29 Maar Jezus, antwoordende, zeide tot hen: Ik zal u ook een woord vragen; antwoordt Mij ook, en zo zal Ik u zeggen, door wat macht Ik deze dingen doe:
Jesus sprak tot hen: Ook Ik zal U één vraag stellen; zo gij Mij daarop antwoordt, dan zal ook Ik u zeggen, met welk recht Ik dit alles doe.
30 De doop van Johannes, was die uit den hemel, of uit de mensen? Antwoordt Mij.
Was het doopsel van Johannes van de hemel of van de mensen? Antwoordt Mij!

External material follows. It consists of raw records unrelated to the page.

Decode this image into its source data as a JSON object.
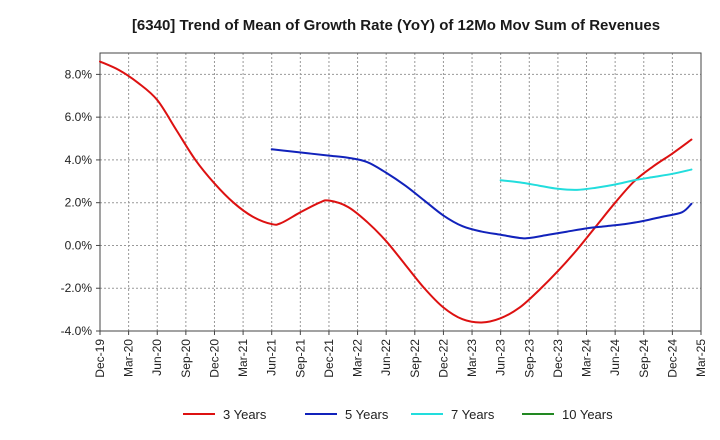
{
  "chart_data": {
    "type": "line",
    "title": "[6340]  Trend of Mean of Growth Rate (YoY) of 12Mo Mov Sum of Revenues",
    "xlabel": "",
    "ylabel": "",
    "ylim": [
      -4.0,
      9.0
    ],
    "yticks": [
      -4.0,
      -2.0,
      0.0,
      2.0,
      4.0,
      6.0,
      8.0
    ],
    "ytick_labels": [
      "-4.0%",
      "-2.0%",
      "0.0%",
      "2.0%",
      "4.0%",
      "6.0%",
      "8.0%"
    ],
    "xlim_months": [
      0,
      63
    ],
    "xticks_months": [
      0,
      3,
      6,
      9,
      12,
      15,
      18,
      21,
      24,
      27,
      30,
      33,
      36,
      39,
      42,
      45,
      48,
      51,
      54,
      57,
      60,
      63
    ],
    "xtick_labels": [
      "Dec-19",
      "Mar-20",
      "Jun-20",
      "Sep-20",
      "Dec-20",
      "Mar-21",
      "Jun-21",
      "Sep-21",
      "Dec-21",
      "Mar-22",
      "Jun-22",
      "Sep-22",
      "Dec-22",
      "Mar-23",
      "Jun-23",
      "Sep-23",
      "Dec-23",
      "Mar-24",
      "Jun-24",
      "Sep-24",
      "Dec-24",
      "Mar-25"
    ],
    "grid": true,
    "legend_position": "bottom",
    "series": [
      {
        "name": "3 Years",
        "color": "#dd1111",
        "points": [
          [
            0,
            8.6
          ],
          [
            2,
            8.2
          ],
          [
            4,
            7.6
          ],
          [
            6,
            6.8
          ],
          [
            8,
            5.4
          ],
          [
            10,
            4.0
          ],
          [
            12,
            2.9
          ],
          [
            14,
            2.0
          ],
          [
            16,
            1.35
          ],
          [
            18,
            1.0
          ],
          [
            19,
            1.05
          ],
          [
            21,
            1.55
          ],
          [
            23,
            2.0
          ],
          [
            24,
            2.1
          ],
          [
            26,
            1.8
          ],
          [
            28,
            1.1
          ],
          [
            30,
            0.2
          ],
          [
            32,
            -0.9
          ],
          [
            34,
            -2.0
          ],
          [
            36,
            -2.9
          ],
          [
            38,
            -3.45
          ],
          [
            40,
            -3.6
          ],
          [
            42,
            -3.4
          ],
          [
            44,
            -2.9
          ],
          [
            46,
            -2.1
          ],
          [
            48,
            -1.2
          ],
          [
            50,
            -0.2
          ],
          [
            52,
            0.9
          ],
          [
            54,
            2.0
          ],
          [
            56,
            3.0
          ],
          [
            58,
            3.7
          ],
          [
            60,
            4.3
          ],
          [
            62,
            4.95
          ]
        ]
      },
      {
        "name": "5 Years",
        "color": "#1122bb",
        "points": [
          [
            18,
            4.5
          ],
          [
            20,
            4.4
          ],
          [
            22,
            4.3
          ],
          [
            24,
            4.2
          ],
          [
            26,
            4.1
          ],
          [
            28,
            3.9
          ],
          [
            30,
            3.4
          ],
          [
            32,
            2.8
          ],
          [
            34,
            2.1
          ],
          [
            36,
            1.4
          ],
          [
            38,
            0.9
          ],
          [
            40,
            0.65
          ],
          [
            42,
            0.5
          ],
          [
            44,
            0.35
          ],
          [
            45,
            0.35
          ],
          [
            47,
            0.5
          ],
          [
            49,
            0.65
          ],
          [
            51,
            0.8
          ],
          [
            53,
            0.9
          ],
          [
            55,
            1.0
          ],
          [
            57,
            1.15
          ],
          [
            59,
            1.35
          ],
          [
            61,
            1.55
          ],
          [
            62,
            1.95
          ]
        ]
      },
      {
        "name": "7 Years",
        "color": "#22dddd",
        "points": [
          [
            42,
            3.05
          ],
          [
            44,
            2.95
          ],
          [
            46,
            2.8
          ],
          [
            48,
            2.65
          ],
          [
            50,
            2.6
          ],
          [
            52,
            2.7
          ],
          [
            54,
            2.85
          ],
          [
            56,
            3.05
          ],
          [
            58,
            3.2
          ],
          [
            60,
            3.35
          ],
          [
            62,
            3.55
          ]
        ]
      },
      {
        "name": "10 Years",
        "color": "#228822",
        "points": []
      }
    ]
  }
}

31 En zij overlegden onder zich, zeggende: Indien wij zeggen: Uit den hemel, zo zal Hij zeggen: Waarom hebt gij hem dan niet geloofd?
Ze overlegden bij zichzelf: Zo we zeggen: "van de hemel", dan zal Hij antwoorden: waarom hebt gij hem dan niet geloofd?
32 Maar indien wij zeggen: Uit de mensen; zo vrezen wij het volk; want zij hielden allen van Johannes, dat hij waarlijk een profeet was.
Zouden we zeggen: "van de mensen"? …. Maar ze waren bang voor het volk; want allen hielden Johannes voor een echten profeet.
33 En, antwoordende, zeiden zij tot Jezus: Wij weten het niet. En Jezus, antwoordende, zeide tot hen: Zo zeg Ik u ook niet, door wat macht Ik deze dingen doe.
Ze gaven dus Jesus ten antwoord: We weten het niet. Nu sprak Jesus tot hen: Dan zeg Ik u evenmin, met welk recht Ik dit alles doe.